OLYMPUS DIGITAL CAMERA

Maybe tomorrow I’ll get them both suited up and we’ll see what Braska thinks, too.

Tuesday, January 11, 2011

Late night blog construction

Playing with new ideas...hopefully it all comes together.

Edited to add: More work to do, but I'm soooooo tired. Still bugs to work out, so bear with me. I know there are some issues with the header images loading properly.

Friday, January 7, 2011

Popping in for a sec

A few things to note…

  • I’m working on a blog re-do, to represent a different approach to things blog related as I move forward.  I hope to have it up this weekend. No promises.
  • Braska’s finished day 2 of a 3-day wean (tube feeding transition tool…measuring ability, not actually weaning) I’m documenting that over at her blog if you’re interested.
  • Tonight we had medical exams for new life insurance policies.
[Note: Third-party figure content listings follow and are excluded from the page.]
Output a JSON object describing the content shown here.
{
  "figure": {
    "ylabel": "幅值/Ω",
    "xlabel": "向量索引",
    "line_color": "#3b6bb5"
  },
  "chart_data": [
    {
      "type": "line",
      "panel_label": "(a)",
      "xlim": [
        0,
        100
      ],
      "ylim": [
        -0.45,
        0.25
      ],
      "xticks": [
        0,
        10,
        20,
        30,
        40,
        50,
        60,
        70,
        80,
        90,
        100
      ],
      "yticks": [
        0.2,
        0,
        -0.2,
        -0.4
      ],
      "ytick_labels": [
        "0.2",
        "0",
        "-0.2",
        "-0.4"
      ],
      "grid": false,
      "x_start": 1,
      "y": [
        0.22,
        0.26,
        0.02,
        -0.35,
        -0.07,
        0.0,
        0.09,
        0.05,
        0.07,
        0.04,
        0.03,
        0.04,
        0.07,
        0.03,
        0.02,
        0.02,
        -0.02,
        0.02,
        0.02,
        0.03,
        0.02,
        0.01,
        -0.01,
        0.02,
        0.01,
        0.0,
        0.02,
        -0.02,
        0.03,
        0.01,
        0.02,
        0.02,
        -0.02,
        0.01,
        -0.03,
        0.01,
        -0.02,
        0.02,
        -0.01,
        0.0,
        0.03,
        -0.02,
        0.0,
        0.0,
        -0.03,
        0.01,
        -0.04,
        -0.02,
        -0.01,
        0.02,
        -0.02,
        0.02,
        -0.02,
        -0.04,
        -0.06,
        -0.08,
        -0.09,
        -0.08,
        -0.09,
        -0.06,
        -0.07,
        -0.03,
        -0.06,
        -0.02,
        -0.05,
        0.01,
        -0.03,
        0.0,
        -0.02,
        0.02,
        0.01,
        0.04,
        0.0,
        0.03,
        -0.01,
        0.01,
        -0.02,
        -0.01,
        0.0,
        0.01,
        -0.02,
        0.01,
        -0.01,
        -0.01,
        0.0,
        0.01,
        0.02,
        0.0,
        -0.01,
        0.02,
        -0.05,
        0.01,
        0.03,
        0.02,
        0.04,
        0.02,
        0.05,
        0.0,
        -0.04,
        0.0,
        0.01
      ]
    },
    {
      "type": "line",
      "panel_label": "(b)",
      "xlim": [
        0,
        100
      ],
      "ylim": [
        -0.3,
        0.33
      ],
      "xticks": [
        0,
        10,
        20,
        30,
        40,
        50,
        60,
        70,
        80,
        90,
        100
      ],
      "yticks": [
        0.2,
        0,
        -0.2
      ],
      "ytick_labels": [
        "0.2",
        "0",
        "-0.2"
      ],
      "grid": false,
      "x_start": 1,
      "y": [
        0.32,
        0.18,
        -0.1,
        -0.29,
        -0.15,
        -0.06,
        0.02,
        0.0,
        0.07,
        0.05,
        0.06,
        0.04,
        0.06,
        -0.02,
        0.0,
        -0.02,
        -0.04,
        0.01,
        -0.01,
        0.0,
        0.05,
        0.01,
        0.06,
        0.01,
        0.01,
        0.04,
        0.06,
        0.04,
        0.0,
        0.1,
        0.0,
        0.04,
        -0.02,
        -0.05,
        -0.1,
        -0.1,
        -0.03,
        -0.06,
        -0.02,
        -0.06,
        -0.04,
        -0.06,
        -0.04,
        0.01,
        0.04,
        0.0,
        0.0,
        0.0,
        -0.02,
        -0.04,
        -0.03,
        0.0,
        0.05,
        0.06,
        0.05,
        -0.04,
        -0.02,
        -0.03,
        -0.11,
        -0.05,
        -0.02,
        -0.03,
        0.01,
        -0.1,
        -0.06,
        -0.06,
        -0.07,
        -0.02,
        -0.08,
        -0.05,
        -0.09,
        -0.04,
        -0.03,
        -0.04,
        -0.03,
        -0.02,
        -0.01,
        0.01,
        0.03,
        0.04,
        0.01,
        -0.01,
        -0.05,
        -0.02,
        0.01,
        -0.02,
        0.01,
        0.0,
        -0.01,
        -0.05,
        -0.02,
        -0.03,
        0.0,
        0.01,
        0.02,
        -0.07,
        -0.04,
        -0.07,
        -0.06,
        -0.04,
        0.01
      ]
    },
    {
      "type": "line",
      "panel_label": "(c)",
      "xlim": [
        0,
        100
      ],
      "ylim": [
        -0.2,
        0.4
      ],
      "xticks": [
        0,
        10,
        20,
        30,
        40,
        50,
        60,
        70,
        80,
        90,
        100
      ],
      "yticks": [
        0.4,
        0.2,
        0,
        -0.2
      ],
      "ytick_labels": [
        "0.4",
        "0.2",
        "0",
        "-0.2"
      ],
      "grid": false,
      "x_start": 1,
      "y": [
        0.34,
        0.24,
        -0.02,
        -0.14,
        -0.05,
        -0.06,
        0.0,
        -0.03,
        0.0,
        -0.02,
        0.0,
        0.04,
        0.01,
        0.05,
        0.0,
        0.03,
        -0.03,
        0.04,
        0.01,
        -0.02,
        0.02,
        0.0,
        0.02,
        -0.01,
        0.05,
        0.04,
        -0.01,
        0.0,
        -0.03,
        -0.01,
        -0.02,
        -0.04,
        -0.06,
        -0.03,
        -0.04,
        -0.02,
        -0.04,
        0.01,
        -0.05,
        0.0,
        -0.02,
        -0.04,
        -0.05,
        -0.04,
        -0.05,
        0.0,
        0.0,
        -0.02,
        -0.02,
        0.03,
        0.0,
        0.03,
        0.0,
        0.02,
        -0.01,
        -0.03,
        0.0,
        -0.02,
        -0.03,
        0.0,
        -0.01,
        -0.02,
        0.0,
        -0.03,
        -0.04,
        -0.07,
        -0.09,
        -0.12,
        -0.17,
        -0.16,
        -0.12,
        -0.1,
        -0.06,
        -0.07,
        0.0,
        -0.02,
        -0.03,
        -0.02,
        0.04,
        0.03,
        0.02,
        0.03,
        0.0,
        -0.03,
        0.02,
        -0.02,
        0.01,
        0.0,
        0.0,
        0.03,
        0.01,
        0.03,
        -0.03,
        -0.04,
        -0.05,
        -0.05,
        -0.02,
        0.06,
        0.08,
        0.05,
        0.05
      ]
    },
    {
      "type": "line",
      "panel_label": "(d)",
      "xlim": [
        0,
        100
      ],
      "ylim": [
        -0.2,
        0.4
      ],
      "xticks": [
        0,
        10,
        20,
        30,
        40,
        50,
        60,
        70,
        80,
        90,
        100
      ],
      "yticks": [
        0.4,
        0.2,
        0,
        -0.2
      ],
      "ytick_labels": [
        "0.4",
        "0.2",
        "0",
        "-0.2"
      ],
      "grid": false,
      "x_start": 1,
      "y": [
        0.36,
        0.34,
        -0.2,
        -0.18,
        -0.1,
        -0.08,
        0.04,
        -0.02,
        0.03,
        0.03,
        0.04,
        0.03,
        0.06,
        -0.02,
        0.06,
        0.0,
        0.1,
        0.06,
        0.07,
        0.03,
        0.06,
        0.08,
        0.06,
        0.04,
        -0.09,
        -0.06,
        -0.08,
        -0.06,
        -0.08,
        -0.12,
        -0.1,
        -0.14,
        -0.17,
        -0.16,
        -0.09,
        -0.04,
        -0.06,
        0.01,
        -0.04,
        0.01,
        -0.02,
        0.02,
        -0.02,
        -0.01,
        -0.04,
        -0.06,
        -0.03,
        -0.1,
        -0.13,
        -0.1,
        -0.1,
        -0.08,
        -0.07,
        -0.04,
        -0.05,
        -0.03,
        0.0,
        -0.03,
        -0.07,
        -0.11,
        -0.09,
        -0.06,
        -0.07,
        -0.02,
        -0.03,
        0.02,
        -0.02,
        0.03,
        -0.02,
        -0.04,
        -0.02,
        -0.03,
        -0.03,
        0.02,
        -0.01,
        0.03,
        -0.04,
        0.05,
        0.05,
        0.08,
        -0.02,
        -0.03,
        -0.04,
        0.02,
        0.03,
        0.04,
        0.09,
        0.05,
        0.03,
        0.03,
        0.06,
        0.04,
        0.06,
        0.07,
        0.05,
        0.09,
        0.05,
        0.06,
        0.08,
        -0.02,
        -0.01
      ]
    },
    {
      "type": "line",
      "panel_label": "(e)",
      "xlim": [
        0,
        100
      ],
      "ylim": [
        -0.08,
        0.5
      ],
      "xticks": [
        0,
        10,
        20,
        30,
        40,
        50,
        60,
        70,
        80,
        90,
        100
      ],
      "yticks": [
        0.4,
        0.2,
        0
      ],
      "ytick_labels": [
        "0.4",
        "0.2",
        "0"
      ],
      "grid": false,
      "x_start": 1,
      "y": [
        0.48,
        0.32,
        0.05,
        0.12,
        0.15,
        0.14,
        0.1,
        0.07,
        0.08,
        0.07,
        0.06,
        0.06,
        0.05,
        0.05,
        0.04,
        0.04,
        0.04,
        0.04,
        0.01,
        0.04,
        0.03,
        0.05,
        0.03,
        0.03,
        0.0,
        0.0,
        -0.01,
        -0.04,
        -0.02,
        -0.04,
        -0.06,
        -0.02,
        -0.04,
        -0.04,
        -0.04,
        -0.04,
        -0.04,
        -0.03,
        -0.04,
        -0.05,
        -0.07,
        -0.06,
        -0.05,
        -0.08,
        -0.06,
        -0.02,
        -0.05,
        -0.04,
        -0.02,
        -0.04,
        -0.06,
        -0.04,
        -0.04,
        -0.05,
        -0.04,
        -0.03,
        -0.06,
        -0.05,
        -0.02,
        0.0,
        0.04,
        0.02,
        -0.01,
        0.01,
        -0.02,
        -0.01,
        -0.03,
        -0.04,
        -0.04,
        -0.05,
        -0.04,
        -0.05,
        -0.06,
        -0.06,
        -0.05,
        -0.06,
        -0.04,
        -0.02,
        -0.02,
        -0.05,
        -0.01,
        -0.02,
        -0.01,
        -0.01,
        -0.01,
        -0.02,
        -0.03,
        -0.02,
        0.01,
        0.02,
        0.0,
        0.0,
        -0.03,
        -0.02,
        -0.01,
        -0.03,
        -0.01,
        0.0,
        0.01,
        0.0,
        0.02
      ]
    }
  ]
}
I’m 5’2”.  Not 5’3”.  I’ve been fooling myself thinking I had an inch I don’t have.  But oh well, still just plain short.
  • We’re in the middle of setting up a special needs trust and doing our wills.  Hence the aforementioned updated life insurance policies.  It’s important, but it’s a lot.  I don’t mind the “someday I’ll be dead” thing…I’m good with all that completely.  But all the arranging and considering what we want for the girls, especially Braska, when she’s a teen and beyond.   Writing the Letter of Intent that specifies SO many details of what we hope her life will be like and how we want it to look as far as we can see. It’s hard to think like that. My brain doesn’t work that way.
  • Kinlee is such a funny girl.  She tells knock-knock jokes, she does impressions of other people, she has a few fake voices and distorted faces that she pulls out here and there for a laugh.  It’s enough to make us just stare at her occasionally.  The kid is not even 2 yet.
  • I really need to do another installment of Kinleeisms.  They are unbelievable. The girl has great sentence structure, pronouns, tense, proper use of possessives, and on and on.   She’s a little tiny adult, with the full ability for conversation and real discussion, and she converses CONSTANTLY.
  • Someone bought me a new pair of shoes yesterday. They are AWESOME.  I cannot wait to wear them. I have a lot of foot pain, so to find a shoe that’s classy looking AND comfy. Really honestly comfy!  I’m still blown away.  I even wore them around the house last night. Just because.
  • It’s amazing to me how something that has been long anticipated with excitement can become totally revolting in the split second of a condescending glance.
  • Tomorrow begins wildcard weekend.  Should be some fun football, even though the Bears have a bye this week. Enjoy!